Mail played major role in wartime Canada

By now, I’m sure pretty much everyone in Canada knows that the First World War started a century ago.

I don’t think we can come close to really understanding the significance of the event. Back in 1914, I imagine things were a bit different. For one thing, it wasn’t called the First World War, or even the World War, it was just a war, which later became known as the Great War. People thought it would be over in just a few months.

Our real challenge in comprehending the conflict comes from the fact that the world of 100 years ago was so very different from the one we live in today.

For instance, communication was dramatically different. Forget the Internet. In 1914, not only was there no television, there was no broadcast radio. For the vast majority of the population, news of the war came through newspaper stories, newsreels shown in movie theatres, and of course, in the form of letters.

Soldiers wrote mail to their families, to their friends, and to their sweethearts. They also received replies. Many of these have been compiled in a book, Love Letters of the Great War. These are stories which make history real. A German wife pleading with her husband’s commander to grant her husband a leave so he could satisfy “her natural desires,” formal letters proposing marriage, formal letters ending engagements, and tragic letters between family members who will never meet again.

These letters, which had to pass through the hands of postal workers, military censors, and be exposed to the violence of war, then travelled by ship or train between two sides of the ocean. A simple matter of thanking someone for a kind thought could take weeks.

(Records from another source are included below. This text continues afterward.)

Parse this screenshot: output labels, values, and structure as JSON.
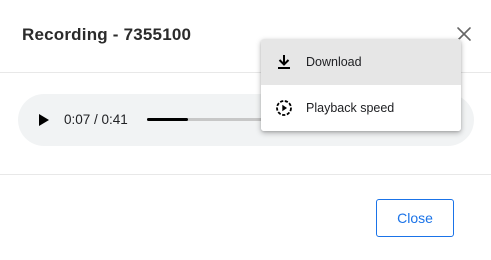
{
  "dialog": {
    "title": "Recording - 7355100",
    "close_icon": "close-icon"
  },
  "player": {
    "play_icon": "play-icon",
    "time": "0:07 / 0:41",
    "progress_fraction": 0.17
  },
  "menu": {
    "items": [
      {
        "label": "Download",
        "icon": "download-icon",
        "highlighted": true
      },
      {
        "label": "Playback speed",
        "icon": "playback-speed-icon",
        "highlighted": false
      }
    ]
  },
  "footer": {
    "close_label": "Close"
  },
  "colors": {
    "accent": "#1a73e8",
    "player_bg": "#f1f3f4",
    "menu_highlight": "#e6e6e6"
  }
}
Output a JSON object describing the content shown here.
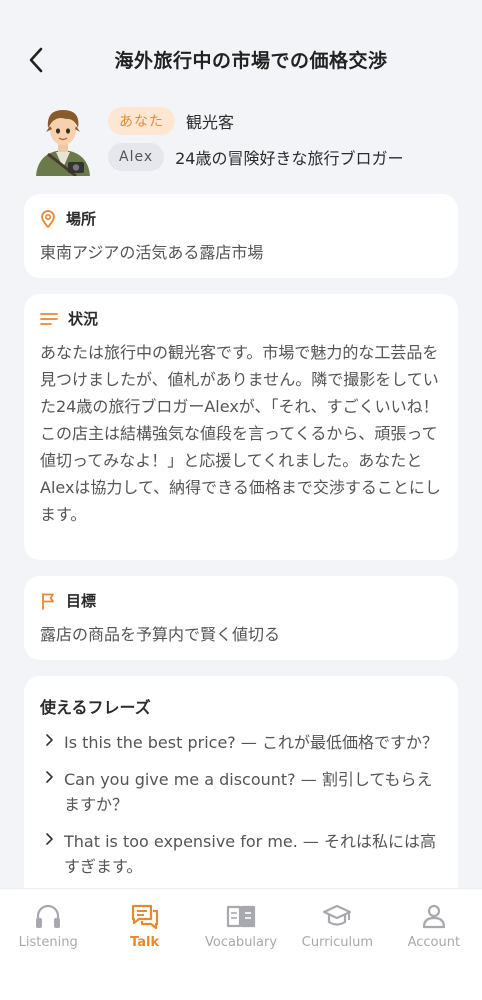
{
  "header": {
    "title": "海外旅行中の市場での価格交渉"
  },
  "roles": [
    {
      "tag": "あなた",
      "desc": "観光客"
    },
    {
      "tag": "Alex",
      "desc": "24歳の冒険好きな旅行ブロガー"
    }
  ],
  "location": {
    "title": "場所",
    "body": "東南アジアの活気ある露店市場"
  },
  "situation": {
    "title": "状況",
    "body": "あなたは旅行中の観光客です。市場で魅力的な工芸品を見つけましたが、値札がありません。隣で撮影をしていた24歳の旅行ブロガーAlexが、「それ、すごくいいね！この店主は結構強気な値段を言ってくるから、頑張って値切ってみなよ！」と応援してくれました。あなたとAlexは協力して、納得できる価格まで交渉することにします。"
  },
  "goal": {
    "title": "目標",
    "body": "露店の商品を予算内で賢く値切る"
  },
  "phrases": {
    "title": "使えるフレーズ",
    "items": [
      "Is this the best price? — これが最低価格ですか？",
      "Can you give me a discount? — 割引してもらえますか？",
      "That is too expensive for me. — それは私には高すぎます。"
    ]
  },
  "tabbar": {
    "items": [
      {
        "label": "Listening",
        "icon": "headphones-icon"
      },
      {
        "label": "Talk",
        "icon": "chat-icon"
      },
      {
        "label": "Vocabulary",
        "icon": "book-icon"
      },
      {
        "label": "Curriculum",
        "icon": "graduation-cap-icon"
      },
      {
        "label": "Account",
        "icon": "person-icon"
      }
    ],
    "active_index": 1
  },
  "colors": {
    "accent": "#e8882f",
    "background": "#f3f4f8",
    "card": "#ffffff",
    "inactive": "#a8a8b0"
  }
}
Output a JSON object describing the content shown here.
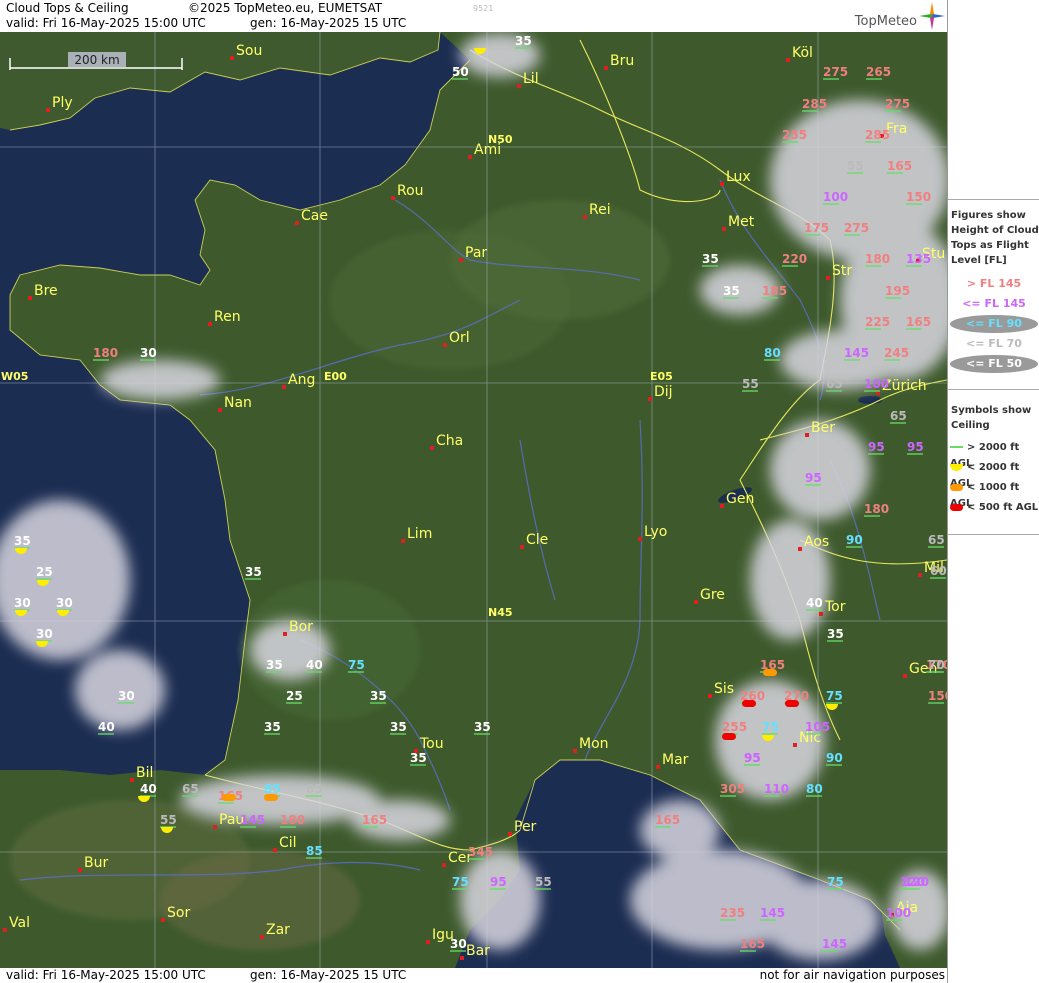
{
  "header": {
    "title": "Cloud Tops & Ceiling",
    "copyright": "©2025 TopMeteo.eu, EUMETSAT",
    "valid": "valid:  Fri  16-May-2025  15:00 UTC",
    "gen": "gen: 16-May-2025 15 UTC",
    "code": "9521",
    "brand": "TopMeteo"
  },
  "footer": {
    "valid": "valid:  Fri  16-May-2025  15:00 UTC",
    "gen": "gen: 16-May-2025 15 UTC",
    "note": "not for air navigation purposes"
  },
  "scale_label": "200 km",
  "grid_labels": [
    "N50",
    "N45",
    "E00",
    "E05",
    "W05"
  ],
  "legend": {
    "title_lines": [
      "Figures show",
      "Height of Cloud",
      "Tops as Flight",
      "Level  [FL]"
    ],
    "items": [
      {
        "label": "> FL 145",
        "color": "#f08080"
      },
      {
        "label": "<= FL 145",
        "color": "#cc66ff"
      },
      {
        "label": "<= FL 90",
        "color": "#66e0ff"
      },
      {
        "label": "<= FL 70",
        "color": "#bbbbbb"
      },
      {
        "label": "<= FL 50",
        "color": "#ffffff"
      }
    ],
    "symbols_title_lines": [
      "Symbols show",
      "Ceiling"
    ],
    "symbols": [
      {
        "label": "> 2000 ft AGL",
        "color": "#66dd66",
        "shape": "line"
      },
      {
        "label": "< 2000 ft AGL",
        "color": "#ffee00",
        "shape": "half-circle"
      },
      {
        "label": "< 1000 ft AGL",
        "color": "#ff9900",
        "shape": "bar"
      },
      {
        "label": "< 500 ft AGL",
        "color": "#ee0000",
        "shape": "bar"
      }
    ]
  },
  "cities": [
    "Sou",
    "Bru",
    "Köl",
    "Ply",
    "Lil",
    "Fra",
    "Ami",
    "Lux",
    "Rou",
    "Cae",
    "Rei",
    "Met",
    "Par",
    "Str",
    "Stu",
    "Bre",
    "Ren",
    "Orl",
    "Ang",
    "Dij",
    "Nan",
    "Zürich",
    "Ber",
    "Cha",
    "Gen",
    "Lim",
    "Cle",
    "Lyo",
    "Aos",
    "Mil",
    "Gre",
    "Tor",
    "Bor",
    "Gen",
    "Sis",
    "Tou",
    "Nic",
    "Mon",
    "Mar",
    "Bil",
    "Pau",
    "Per",
    "Cil",
    "Bur",
    "Cer",
    "Val",
    "Sor",
    "Zar",
    "Igu",
    "Bar",
    "Aja"
  ],
  "cloud_top_values": [
    "50",
    "35",
    "275",
    "265",
    "285",
    "275",
    "255",
    "285",
    "55",
    "165",
    "100",
    "150",
    "35",
    "220",
    "175",
    "275",
    "180",
    "135",
    "35",
    "185",
    "195",
    "225",
    "165",
    "80",
    "145",
    "245",
    "55",
    "65",
    "100",
    "65",
    "95",
    "95",
    "95",
    "180",
    "90",
    "65",
    "40",
    "35",
    "165",
    "260",
    "75",
    "270",
    "255",
    "75",
    "105",
    "95",
    "90",
    "305",
    "80",
    "165",
    "345",
    "75",
    "95",
    "55",
    "235",
    "145",
    "75",
    "120",
    "165",
    "145",
    "100",
    "180",
    "30",
    "35",
    "25",
    "30",
    "30",
    "30",
    "35",
    "30",
    "40",
    "35",
    "40",
    "75",
    "25",
    "35",
    "35",
    "35",
    "35",
    "35",
    "40",
    "65",
    "165",
    "85",
    "65",
    "55",
    "180",
    "165",
    "145",
    "85",
    "30",
    "120",
    "110",
    "95",
    "150",
    "170",
    "60",
    "70"
  ]
}
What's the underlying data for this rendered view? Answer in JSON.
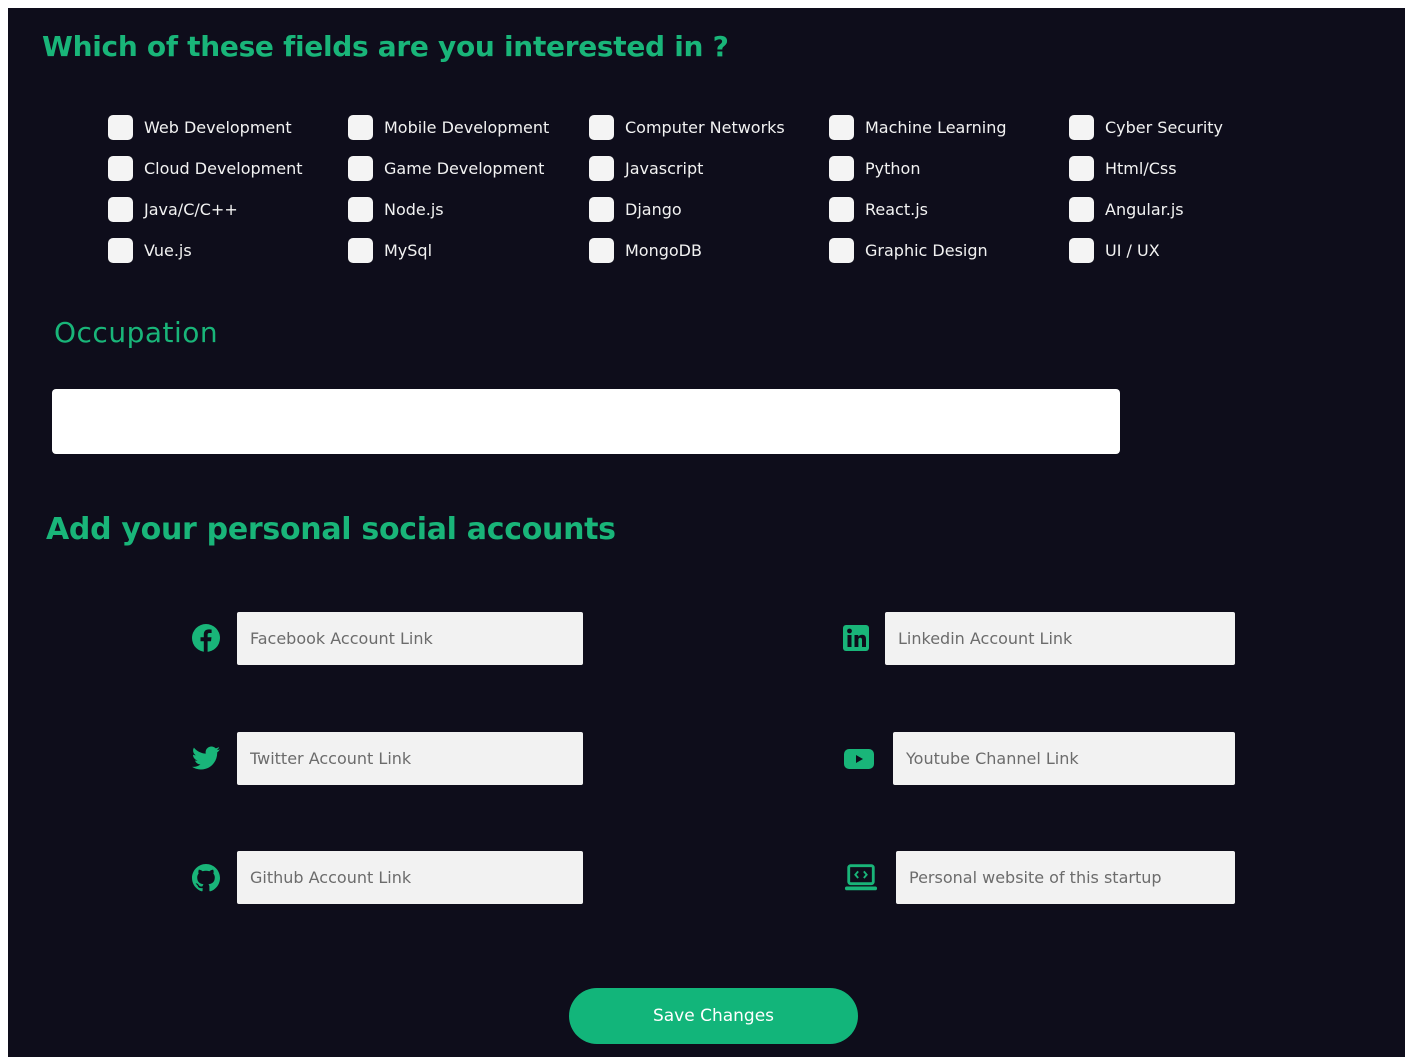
{
  "interests": {
    "title": "Which of these fields are you interested in ?",
    "options": [
      "Web Development",
      "Mobile Development",
      "Computer Networks",
      "Machine Learning",
      "Cyber Security",
      "Cloud Development",
      "Game Development",
      "Javascript",
      "Python",
      "Html/Css",
      "Java/C/C++",
      "Node.js",
      "Django",
      "React.js",
      "Angular.js",
      "Vue.js",
      "MySql",
      "MongoDB",
      "Graphic Design",
      "UI / UX"
    ],
    "checked": [
      false,
      false,
      false,
      false,
      false,
      false,
      false,
      false,
      false,
      false,
      false,
      false,
      false,
      false,
      false,
      false,
      false,
      false,
      false,
      false
    ]
  },
  "occupation": {
    "title": "Occupation",
    "value": ""
  },
  "social": {
    "title": "Add your personal social accounts",
    "facebook_placeholder": "Facebook Account Link",
    "linkedin_placeholder": "Linkedin Account Link",
    "twitter_placeholder": "Twitter Account Link",
    "youtube_placeholder": "Youtube Channel Link",
    "github_placeholder": "Github Account Link",
    "website_placeholder": "Personal website of this startup",
    "icons": [
      "facebook-icon",
      "linkedin-icon",
      "twitter-icon",
      "youtube-icon",
      "github-icon",
      "laptop-code-icon"
    ]
  },
  "save_button": {
    "label": "Save Changes"
  },
  "colors": {
    "background": "#0e0d1b",
    "accent": "#19b579",
    "button": "#12b57a",
    "input_bg": "#f2f2f2"
  }
}
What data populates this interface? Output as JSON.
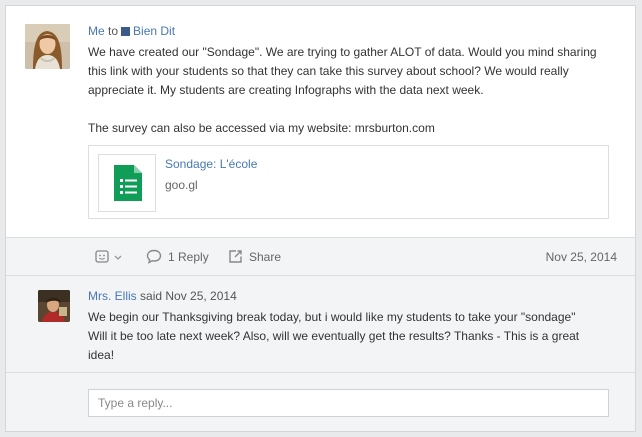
{
  "post": {
    "sender": "Me",
    "to_word": "to",
    "recipient": "Bien Dit",
    "body_paragraphs": [
      "We have created our \"Sondage\". We are trying to gather ALOT of data. Would you mind sharing this link with your students so that they can take this survey about school? We would really appreciate it. My students are creating Infographs with the data next week.",
      "The survey can also be accessed via my website: mrsburton.com"
    ],
    "attachment": {
      "title": "Sondage: L'école",
      "url": "goo.gl",
      "icon": "google-forms-icon"
    }
  },
  "actions": {
    "react_icon": "smiley-icon",
    "reply_label": "1 Reply",
    "share_label": "Share",
    "date": "Nov 25, 2014"
  },
  "reply": {
    "author": "Mrs. Ellis",
    "said_text": "said Nov 25, 2014",
    "body": "We begin our Thanksgiving break today, but i would like my students to take your \"sondage\" Will it be too late next week? Also, will we eventually get the results? Thanks - This is a great idea!"
  },
  "compose": {
    "placeholder": "Type a reply...",
    "value": ""
  },
  "colors": {
    "link": "#4878b4",
    "forms_green": "#0f9d58",
    "panel_gray": "#f3f4f5",
    "group_square": "#3a5b89"
  }
}
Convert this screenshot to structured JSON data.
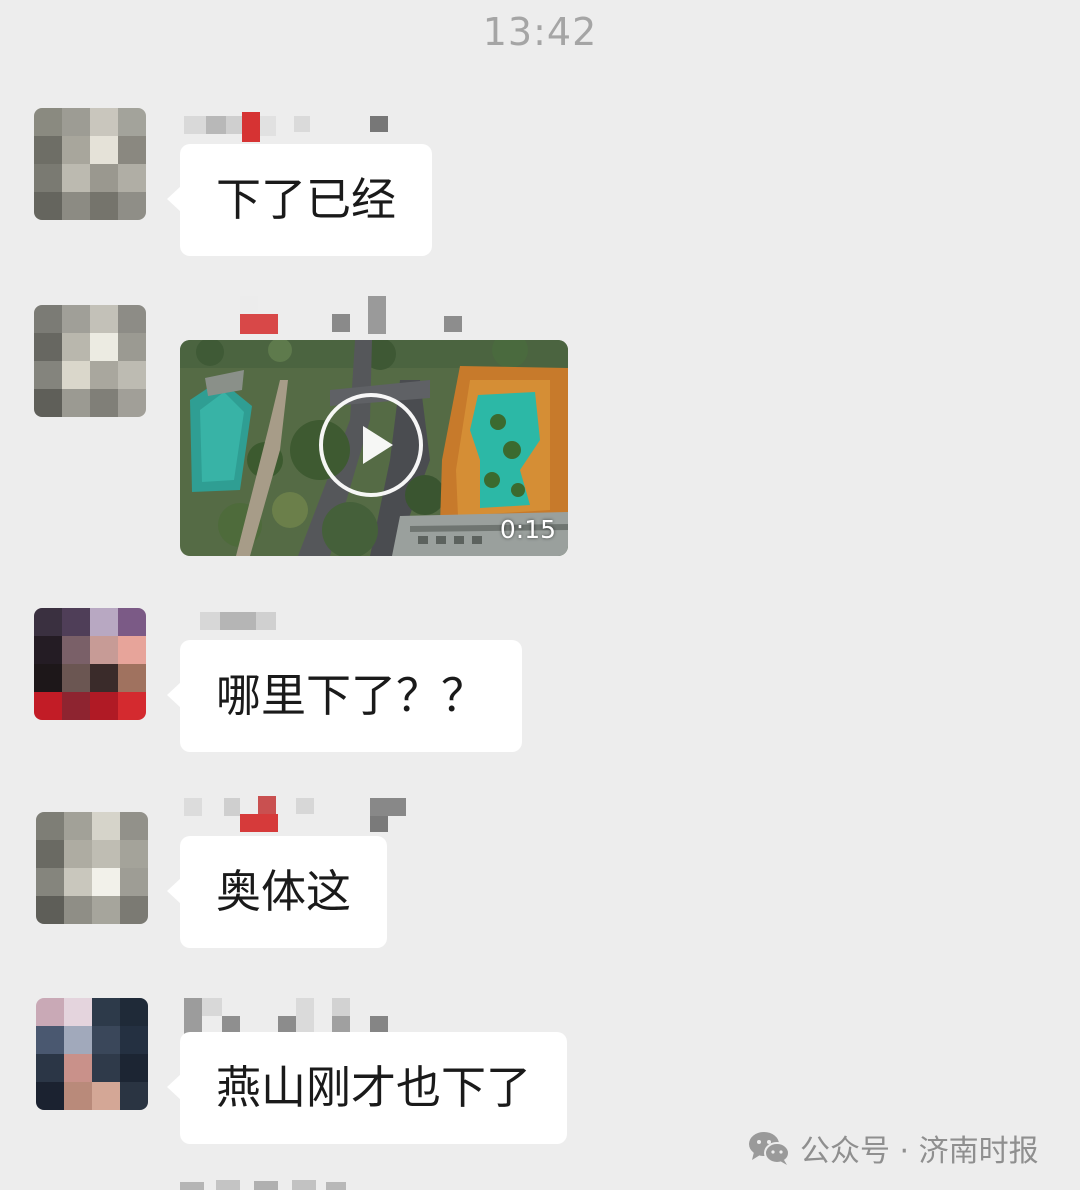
{
  "chat": {
    "timestamp": "13:42",
    "messages": [
      {
        "type": "text",
        "text": "下了已经"
      },
      {
        "type": "video",
        "duration": "0:15"
      },
      {
        "type": "text",
        "text": "哪里下了？？"
      },
      {
        "type": "text",
        "text": "奥体这"
      },
      {
        "type": "text",
        "text": "燕山刚才也下了"
      }
    ]
  },
  "watermark": {
    "icon": "wechat-icon",
    "text": "公众号 · 济南时报"
  }
}
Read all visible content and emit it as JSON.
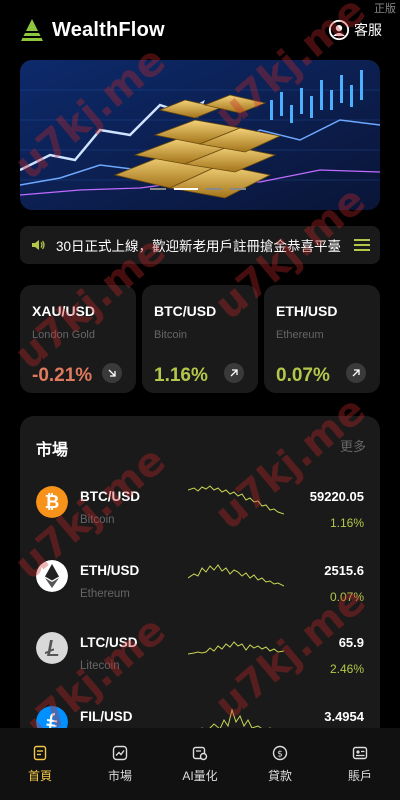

For me, this is a fascinating period of postal history. Canada’s small military postal corps, formed only in 1909, was tasked with the job of keeping a steady flow of letters and parcels between those who serve and the home front. It is an honourable job, and one that continues to this day.

Among my philatelic treasures are a few letters: one mailed to me from one of our contributors, Col. John Conrad, while serving in Afghanistan; another mailed home presumably from a Canadian soldier in 1998 with the return address “Dennis in Bosnia” and a United Nations franking in place of a stamp; and a 1967 commemorative cover from the International Commission of Control and Supervision in Vietnam, marking the 110th anniversary of the Lincoln and Welland Regiment, which I bought out of curiosity, only to find it had been mailed by my philatelic friend Maj. Dick Mallott.

All of those pieces together remind me that even today, in the information age, mail call is still an important time for those in uniform.